イスラム教においては宗派によっては違いがあるが、多くの場合、魚・乳製品は食べてよい。しかし飲酒は禁止されている。また断食「ラマダン」は有名だが、これも病人や旅人には免除が許されている。
ヒンドゥー教の食事規定
ではヒンドゥー教ではどうか。牛が聖なる動物だから、当然、牛肉はNGである。では魚や卵はどうか。これらも禁止である。さすが仏教の親ともいえる宗教だ。殺生を禁ずる展から徹底しているし、宗教的ヴィーガニズムの元祖ともいえる。ちなみに乳製品と飲酒は問題なく、断食は宗派によって習慣と規定がある。
アステカの人肉食もキリストの聖餐も理由は同じ?
続けて『ヒトはなぜヒトを食べたのか』という衝撃的なタイトルの本を紹介しよう。生態人類学者マーヴィン・ハリスによる食人と文化の起源を問うた研究だ。いわく、太古の人類は、大型哺乳類などの動物を狩り尽くし食べて絶滅させたことにより、農耕と牧畜が始まった。結果、余剰カロリーと富の蓄積によって、文化として「戦争」を開発した。戦争の目的は、食糧の確保である。戦争に最適化する過程で女系社会を経由して、部族やバンドを超える国家をつくり、結果として国家が生まれる。そして、国家は食糧としての動物を供給するために、宗教に食の可否を正当化させた。その事例としてアブラハムの宗教の「豚」、インドの「牛」禁忌があげられる。

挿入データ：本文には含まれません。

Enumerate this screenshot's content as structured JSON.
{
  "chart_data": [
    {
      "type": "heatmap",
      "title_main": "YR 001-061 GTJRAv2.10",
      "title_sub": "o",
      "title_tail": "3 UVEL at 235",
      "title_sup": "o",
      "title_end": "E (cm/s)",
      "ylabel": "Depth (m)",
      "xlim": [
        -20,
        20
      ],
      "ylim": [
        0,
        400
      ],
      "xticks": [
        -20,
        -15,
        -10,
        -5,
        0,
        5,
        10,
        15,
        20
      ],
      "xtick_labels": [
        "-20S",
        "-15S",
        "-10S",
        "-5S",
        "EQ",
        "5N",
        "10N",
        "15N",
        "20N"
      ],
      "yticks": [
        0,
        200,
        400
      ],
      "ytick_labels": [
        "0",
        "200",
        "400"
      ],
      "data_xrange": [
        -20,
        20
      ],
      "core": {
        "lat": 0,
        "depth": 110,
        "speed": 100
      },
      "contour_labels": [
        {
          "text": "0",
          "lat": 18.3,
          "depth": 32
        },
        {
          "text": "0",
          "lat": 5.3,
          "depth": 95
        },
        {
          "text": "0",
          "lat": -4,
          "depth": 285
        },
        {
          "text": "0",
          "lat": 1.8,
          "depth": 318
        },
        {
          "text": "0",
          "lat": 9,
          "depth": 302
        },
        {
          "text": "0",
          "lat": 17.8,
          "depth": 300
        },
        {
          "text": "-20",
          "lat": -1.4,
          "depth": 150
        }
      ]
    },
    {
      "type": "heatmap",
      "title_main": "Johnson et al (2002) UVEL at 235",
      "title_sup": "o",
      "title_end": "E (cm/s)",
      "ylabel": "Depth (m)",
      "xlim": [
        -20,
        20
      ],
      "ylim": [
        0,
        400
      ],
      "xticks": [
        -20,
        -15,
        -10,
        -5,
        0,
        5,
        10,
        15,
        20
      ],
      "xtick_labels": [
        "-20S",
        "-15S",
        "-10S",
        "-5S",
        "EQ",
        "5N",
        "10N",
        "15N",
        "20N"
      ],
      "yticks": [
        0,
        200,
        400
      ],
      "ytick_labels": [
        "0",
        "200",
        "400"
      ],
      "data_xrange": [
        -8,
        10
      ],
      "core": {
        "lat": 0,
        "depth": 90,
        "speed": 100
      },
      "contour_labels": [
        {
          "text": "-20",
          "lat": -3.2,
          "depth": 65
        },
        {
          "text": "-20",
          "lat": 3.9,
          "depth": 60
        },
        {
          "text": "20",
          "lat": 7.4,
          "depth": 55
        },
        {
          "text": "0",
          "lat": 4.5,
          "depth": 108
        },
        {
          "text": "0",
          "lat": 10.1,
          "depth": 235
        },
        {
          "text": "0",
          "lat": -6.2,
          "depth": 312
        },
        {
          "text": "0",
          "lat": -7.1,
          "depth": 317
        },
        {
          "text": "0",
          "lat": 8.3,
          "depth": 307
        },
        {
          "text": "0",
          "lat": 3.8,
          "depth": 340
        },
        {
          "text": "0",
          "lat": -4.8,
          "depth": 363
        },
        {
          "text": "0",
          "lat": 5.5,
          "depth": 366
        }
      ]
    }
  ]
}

著者は、さらに刺激的な主張を行う。ユーラシア大陸では家畜が食えたが、中南米では大型の哺乳類が洪積世(約258万年前から約1万年前までの氷河期)には絶滅していた。結果、中米アステカ文明(1428-1521)のころには、食える家畜がおらず、アステカでは食人が国家と宗教によって制度化された。つまり、ユダヤ教とイスラム教が豚を、ヒンドゥー教が牛を禁じたことは、アステカ文明が「人肉食」を肯定した事実と何ら差がないという説である。新約聖書においてキリストは自らを食べるように勧めている箇所すら存在する。
その「食」が聖か呪いかを問わず、国家が食糧供給と人口維持のために宗教を利用した、という主張である。なぜ神が食物の可否・禁止を求めるのか。なぜなら、それは人間の都合に過ぎない。これがマーヴィン・ハリスの主張である。
刺激的で説得的でさえある主張だ。しかしながら2018年のイグノーベル賞によれば、人肉の栄養価は古代に比べるとかなり低いらしい。筋肉1kgあたりイノシシは4000kcalあるが、現代人だと1300kcalほどらしい。現代では、結局何を食べてもよい無宗教が一番楽に暮らせるのかもしれない。
マーヴィン・ハリスの主張は、たしかに説得的だ。国家が宗教を利用したのかもしれない。しかし、その逆はないだろうか。動物やヒトの血肉を求める神々が国家を利用した可能性はないのか。アステカの神が国家にカニバリズムを正当化させたのかもしれない。そう思うと、各宗教の食事規定がグロテスクに見えてくるのは、気のせいだろうか。